46 O grafismo sona é uma prática que se aproxima do estado de infância da humanidade. São desenhos que, não tendo estatuto de arte, são relegados para o passado e para a ancestralidade, o que, de certo modo, amplia a ideia de que os desenhos sona não têm uma dimensão estética e que correspondem a um emaranhado de linhas calígrafas em estado bruto, sem qualquer sentido estético ou lógico, próprios de uma pré-arte, pré-escrita ou de um vocabulário figurativo. Não derivam do propósito de fazer arte experimental ou de vanguarda e não são feitos para serem contemplados na qualidade de obras de arte visual, no sentido tradicional. Nós é que podemos dar-lhes essa função, que os seus autores dificilmente admitiriam. O povo Tshokwe não os cria com explícita intenção de produzir artefactos artísticos, mas sim de comunicar graficamente. A arte emana, por vezes, de uma não-intencionalidade expressa, espontaneamente.

Um dos equívocos em torno de manifestações gráficas semelhantes aos desenhos sona consiste no não reconhecimento do valor poético-narrativo, por se despojar de palavras. No entanto, como refere Melo e Castro: “A tipografia criadora é uma das consequências imediatas da poesia concreta, mas o que todas essas mensagens visuais nos dizem, e o modo como o fazem, é mais do que somente arte gráfica” (Castro, 1981:164).
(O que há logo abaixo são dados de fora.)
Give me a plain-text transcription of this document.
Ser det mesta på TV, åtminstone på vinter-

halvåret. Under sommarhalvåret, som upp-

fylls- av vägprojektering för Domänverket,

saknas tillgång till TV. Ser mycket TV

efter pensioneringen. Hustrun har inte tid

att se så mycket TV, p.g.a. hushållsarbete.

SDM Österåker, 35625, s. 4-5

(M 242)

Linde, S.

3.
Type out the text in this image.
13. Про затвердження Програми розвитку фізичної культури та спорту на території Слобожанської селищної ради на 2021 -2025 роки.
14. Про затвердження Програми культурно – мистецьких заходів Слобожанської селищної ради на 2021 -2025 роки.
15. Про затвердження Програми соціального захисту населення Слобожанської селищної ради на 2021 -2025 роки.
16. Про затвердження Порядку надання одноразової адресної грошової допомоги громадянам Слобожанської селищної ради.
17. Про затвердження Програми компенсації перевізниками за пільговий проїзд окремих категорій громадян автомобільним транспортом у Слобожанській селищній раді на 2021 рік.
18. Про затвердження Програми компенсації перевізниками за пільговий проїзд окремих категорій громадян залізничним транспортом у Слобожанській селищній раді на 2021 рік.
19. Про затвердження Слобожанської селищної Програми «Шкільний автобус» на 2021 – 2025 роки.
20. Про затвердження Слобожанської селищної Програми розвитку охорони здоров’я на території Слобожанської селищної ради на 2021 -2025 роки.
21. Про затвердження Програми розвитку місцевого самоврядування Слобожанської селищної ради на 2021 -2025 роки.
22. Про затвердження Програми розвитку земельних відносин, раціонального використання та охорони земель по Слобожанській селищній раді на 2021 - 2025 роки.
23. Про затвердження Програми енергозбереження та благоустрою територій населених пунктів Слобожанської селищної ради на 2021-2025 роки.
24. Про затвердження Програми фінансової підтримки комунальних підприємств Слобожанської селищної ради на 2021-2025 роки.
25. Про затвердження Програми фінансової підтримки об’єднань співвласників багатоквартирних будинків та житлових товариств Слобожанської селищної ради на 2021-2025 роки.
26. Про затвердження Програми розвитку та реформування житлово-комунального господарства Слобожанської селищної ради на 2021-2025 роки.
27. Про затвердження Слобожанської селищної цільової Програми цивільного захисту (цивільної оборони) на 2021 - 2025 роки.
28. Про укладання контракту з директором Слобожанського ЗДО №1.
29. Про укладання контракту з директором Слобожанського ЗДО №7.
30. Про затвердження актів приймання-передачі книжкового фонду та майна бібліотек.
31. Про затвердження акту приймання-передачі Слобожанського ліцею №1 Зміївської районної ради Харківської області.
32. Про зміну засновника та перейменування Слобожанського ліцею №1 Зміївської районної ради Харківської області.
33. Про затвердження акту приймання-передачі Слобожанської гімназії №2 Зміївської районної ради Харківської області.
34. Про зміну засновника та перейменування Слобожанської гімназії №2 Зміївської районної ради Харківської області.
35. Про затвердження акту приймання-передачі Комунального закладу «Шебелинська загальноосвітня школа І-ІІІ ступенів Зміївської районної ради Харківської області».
Com efeito, entendendo-se como poesia apenas os textos que contêm signos verbais, colocam-se fora da esfera poética as manifestações igualmente poéticas (como grande parte da poesia visual, concreta ou gráfica), como se apenas as palavras constituíssem o traço dominante da poesia e assim garantissem a sua poeticidade (de um produto artístico.) Os desenhos sona representam um meio de acesso à poesia visual e a poesia, enquanto livre criação artística, não é determinada por nenhuma agenda, por nenhum código regulador da poesia. A natureza da poesia é a liberdade, ou seja, estar do lado de fora. Ao estar isenta da obediência a um paradigma, adia o seu divórcio com a natureza humana e faz com que ela permaneça o que é. Poesia.

Uma arte cujo horizonte não é o da arte, mas o de uma abstração de conteúdo humano e de um potencial narrativo, permite ao sonagismo, o papel de se deixar, não apenas ver, mas sobretudo ler, enquanto “objeto estético”. Imagens que nos remetem não apenas para a representabilidade do mundo exterior, mas para a interioridade de um mundo humano. Arte com pendor naturalista inerente à comunidade e à sua cultura. Arte integradora, no sentido de envolver os membros do grupo.

47 A prática significante sona sai empobrecida quando nela se sobreleva a sua dimensão gráfica e se negligencia a sua capacidade de interpelar o mundo. As obras de arte africana são muitas vezes remetidas para os museus de antropologia como se apenas comunicassem para o passado e nada tivessem a dizer ao futuro.